A Phala

A geometria da imagem nua

In Arrábido on 13 de novembro de 2009 at 15:36

07.Pag.7-2LRNeste pequeno texto, como em tantos outros, Llansol abre-nos a porta que dá para a sua oficina de escrita. Propõe-nos observar a imagem nua e a conversação infinita que, por um lado, a origina e, por outro, a continua. De sentidos atentos e corpo disponível, quem vê / lê põe o olhar em consonância com o mundo, ouvindo-lhe os sons e escutando estes a dialogar com as cores e os volumes — surgem ritmos que se entrelaçam originando uma percepção global das diferentes instâncias. O resultado não é um conjunto de sinais que produz um determinado significado, mas uma vibração que emana da sobreimpressão dos diferentes ritmos e intensidades, indo configurar-se a partir dessa experiência. A regra a que se obedece é apenas a de não deixar nada fora do olhar e saber afastar o que produz ruído. A imagem nua, bruta, informe e pairante, vislumbrada no quotidiano de alguém que lhe constrói silêncio à volta, irá cruzar-se com outras e adquirir matéria plástica e sonora, um ritmo próprio, uma densidade particular. A imagem nua não é imagem de, é um dos modos que a realidade tem de construir mais níveis de realidade. Mais, porque outra, mais porque disponível, mais-realidade ou mais-paisagem, como Llansol lhe chama. Um “olhar que estuda”, como o que é referido no texto, é um olhar que capta as imagens nuas, que sabe da sua disponibilidade para o encontro e transformação, e as provoca ou evoca, para lhes dar a forma resultante dessa conversação espiritual com o mundo, a que Llansol chama “o mútuo”, através da técnica da sobreimpressão. O caderno onde se escreve e o livro onde se lê, “na janela aberta, onde rodopia o pipilar dos pássaros”, são a estrutura do conhecimento que geometriza o percurso da imagem nua, o travejamento por onde passa a “chuva de asas”, que “atravessa as duas chaminés”, o que permite que a mulher sem-nome se transforme em Catarina, que passe do escritório à cozinha e do “pensamento em si” ao “pensamento do corpo”. A vibração produzida pela atenção na total disponibilidade, a que o texto chama “estudo”, põe a agir o corpo libidinal. Quando este escreve, brota a imagem e “afunda-se a estrutura”, como o texto afirma, em sintonia com a “estrutura do conhecimento que cai com as andorinhas”. Mas é esse afundar da estrutura que propicia o brotar da imagem. No momento de prescindir dessa geometria estruturante surge a forma que configura a imagem nua e a escrita que lhe dará corpo de figura.

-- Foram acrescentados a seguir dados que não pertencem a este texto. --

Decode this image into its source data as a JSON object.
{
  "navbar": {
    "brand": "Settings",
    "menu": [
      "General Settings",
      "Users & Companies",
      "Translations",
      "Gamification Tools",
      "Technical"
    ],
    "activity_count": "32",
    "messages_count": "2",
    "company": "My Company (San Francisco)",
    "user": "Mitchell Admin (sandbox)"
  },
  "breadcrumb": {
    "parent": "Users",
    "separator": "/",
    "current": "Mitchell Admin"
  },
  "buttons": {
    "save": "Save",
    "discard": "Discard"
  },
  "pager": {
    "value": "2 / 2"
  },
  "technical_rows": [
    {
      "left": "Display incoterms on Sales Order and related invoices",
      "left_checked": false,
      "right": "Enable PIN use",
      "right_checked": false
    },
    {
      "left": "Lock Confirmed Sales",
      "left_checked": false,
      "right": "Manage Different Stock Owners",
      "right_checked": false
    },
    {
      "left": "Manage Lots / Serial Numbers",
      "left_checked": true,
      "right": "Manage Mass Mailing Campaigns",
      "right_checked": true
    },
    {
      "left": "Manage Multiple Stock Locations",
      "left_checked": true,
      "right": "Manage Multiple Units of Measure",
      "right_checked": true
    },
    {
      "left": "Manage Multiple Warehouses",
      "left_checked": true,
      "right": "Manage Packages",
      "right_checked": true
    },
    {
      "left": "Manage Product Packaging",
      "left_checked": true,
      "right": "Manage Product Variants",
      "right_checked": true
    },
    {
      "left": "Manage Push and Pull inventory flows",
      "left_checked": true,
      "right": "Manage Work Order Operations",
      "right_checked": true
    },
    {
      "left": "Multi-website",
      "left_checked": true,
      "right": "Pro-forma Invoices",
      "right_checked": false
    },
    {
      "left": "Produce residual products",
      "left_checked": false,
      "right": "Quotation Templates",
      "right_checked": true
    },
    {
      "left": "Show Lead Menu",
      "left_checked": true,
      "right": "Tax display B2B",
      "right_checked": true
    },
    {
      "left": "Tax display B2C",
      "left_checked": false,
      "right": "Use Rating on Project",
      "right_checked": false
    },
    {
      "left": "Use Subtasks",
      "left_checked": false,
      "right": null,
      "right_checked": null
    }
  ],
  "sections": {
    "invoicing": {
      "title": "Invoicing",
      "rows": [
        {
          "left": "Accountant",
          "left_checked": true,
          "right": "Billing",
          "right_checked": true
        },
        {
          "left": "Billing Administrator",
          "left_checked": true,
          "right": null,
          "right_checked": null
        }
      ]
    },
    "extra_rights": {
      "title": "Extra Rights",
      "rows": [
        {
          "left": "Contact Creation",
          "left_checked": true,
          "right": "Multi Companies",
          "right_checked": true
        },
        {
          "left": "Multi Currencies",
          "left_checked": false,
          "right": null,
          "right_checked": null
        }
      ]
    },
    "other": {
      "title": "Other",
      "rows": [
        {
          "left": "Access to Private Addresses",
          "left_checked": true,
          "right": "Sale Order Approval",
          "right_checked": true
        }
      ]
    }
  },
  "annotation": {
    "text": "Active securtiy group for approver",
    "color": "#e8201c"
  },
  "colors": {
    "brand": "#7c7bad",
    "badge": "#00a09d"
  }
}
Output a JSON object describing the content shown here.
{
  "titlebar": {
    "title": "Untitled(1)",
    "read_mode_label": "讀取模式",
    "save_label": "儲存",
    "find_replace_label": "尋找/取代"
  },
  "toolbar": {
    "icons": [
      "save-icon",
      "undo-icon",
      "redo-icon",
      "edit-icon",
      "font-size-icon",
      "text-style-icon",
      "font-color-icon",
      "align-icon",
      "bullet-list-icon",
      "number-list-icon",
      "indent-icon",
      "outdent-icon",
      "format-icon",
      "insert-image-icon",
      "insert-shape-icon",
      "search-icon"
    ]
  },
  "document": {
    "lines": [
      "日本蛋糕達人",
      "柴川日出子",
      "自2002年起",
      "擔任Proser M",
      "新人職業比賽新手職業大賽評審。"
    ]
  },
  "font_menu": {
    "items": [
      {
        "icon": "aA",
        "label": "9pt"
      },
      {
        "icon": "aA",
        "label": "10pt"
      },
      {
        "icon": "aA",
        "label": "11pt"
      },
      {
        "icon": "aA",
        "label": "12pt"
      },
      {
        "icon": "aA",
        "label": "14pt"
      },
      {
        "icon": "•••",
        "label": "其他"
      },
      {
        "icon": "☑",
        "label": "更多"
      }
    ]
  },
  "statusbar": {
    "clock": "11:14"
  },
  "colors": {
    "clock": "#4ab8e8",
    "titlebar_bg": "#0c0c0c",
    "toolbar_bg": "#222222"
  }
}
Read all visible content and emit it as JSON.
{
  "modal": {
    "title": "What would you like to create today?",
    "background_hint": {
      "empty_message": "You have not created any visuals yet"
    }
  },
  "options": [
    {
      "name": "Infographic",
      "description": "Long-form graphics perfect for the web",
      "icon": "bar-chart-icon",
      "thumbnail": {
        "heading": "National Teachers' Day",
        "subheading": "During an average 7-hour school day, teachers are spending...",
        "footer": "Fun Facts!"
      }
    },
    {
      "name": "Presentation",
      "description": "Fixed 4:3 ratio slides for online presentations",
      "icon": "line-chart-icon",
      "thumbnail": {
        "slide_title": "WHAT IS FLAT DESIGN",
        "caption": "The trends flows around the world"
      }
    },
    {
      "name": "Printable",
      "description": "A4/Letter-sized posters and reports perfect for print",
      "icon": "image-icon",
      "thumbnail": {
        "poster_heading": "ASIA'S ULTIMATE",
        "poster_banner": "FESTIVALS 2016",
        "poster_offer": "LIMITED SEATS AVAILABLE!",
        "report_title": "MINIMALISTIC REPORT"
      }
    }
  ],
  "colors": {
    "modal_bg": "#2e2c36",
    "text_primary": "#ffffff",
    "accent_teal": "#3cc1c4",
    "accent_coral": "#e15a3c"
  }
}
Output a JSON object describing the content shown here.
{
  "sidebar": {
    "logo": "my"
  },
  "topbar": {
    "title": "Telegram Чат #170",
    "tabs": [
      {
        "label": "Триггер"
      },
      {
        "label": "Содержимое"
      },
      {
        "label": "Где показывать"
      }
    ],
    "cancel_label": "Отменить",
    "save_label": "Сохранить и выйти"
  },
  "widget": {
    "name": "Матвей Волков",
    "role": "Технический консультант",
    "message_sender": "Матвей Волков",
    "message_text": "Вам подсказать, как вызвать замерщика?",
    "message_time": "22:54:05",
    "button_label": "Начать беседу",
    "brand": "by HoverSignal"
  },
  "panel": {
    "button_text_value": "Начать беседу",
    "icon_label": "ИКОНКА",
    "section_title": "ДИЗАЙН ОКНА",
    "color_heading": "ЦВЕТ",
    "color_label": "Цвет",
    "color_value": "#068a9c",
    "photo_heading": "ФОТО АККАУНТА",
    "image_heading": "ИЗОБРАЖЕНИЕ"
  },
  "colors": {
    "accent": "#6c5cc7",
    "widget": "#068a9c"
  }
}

A escrita llansoliana, no seu desejo de “transpor para a consciência quotidiana o que, durante séculos, fora atribuído ao êxtase” (Parasceve, 2001), faz-nos admitir uma forma de sublime imanente a que não será estranha alguma forma de arte, como a música de Olivier Messiaen que, pese embora o seu olhar dirigido à transcendência, a procurará na anotação quotidiana da realidade, como acontece em Catalogue d’oiseaux, composto entre 1956-1958.  “Il partait en pleine nature noter les chants d’oiseaux en «dictée musicale»”, são palavras de Harry Albreich para mostrar a oficina de Messiaen e, através dela, a sua capacidade de sugerir uma visão cósmica da eternidade, como acontece no final de La Fauvette des jardins (1970). Também na obra de Mark Rothko, principalmente nas grandes telas finais, a pintura torna-se uma forma de religiosidade do olhar, matéria a construir silêncio no corpo que vê. Esta forma sublime da imanência, presente na escrita llansoliana, descobria-a ainda, recentemente, na pintura de Alexandre Hollan — o caminho para o monocromático, que apela à imersão dos sentidos, à quietude e ao sublime imanente, como em Rothko, mas também um  diálogo possível com Llansol, através da aproximação a objectos do quotidiano, “naturezas mortas” que Hollan transforma nas suas “vies silencieuses”, e que podemos reconhecer nos Vivos de Llansol. Ausente dessa geometria das formas, aqui substituída pela lentidão do olhar que muda de ponto de vista —  Hollan fala em “défocaliser le regard” —, a imagem nua, afundada a estrutura, lida / vista em sobreimpressão, pode agora ser figura.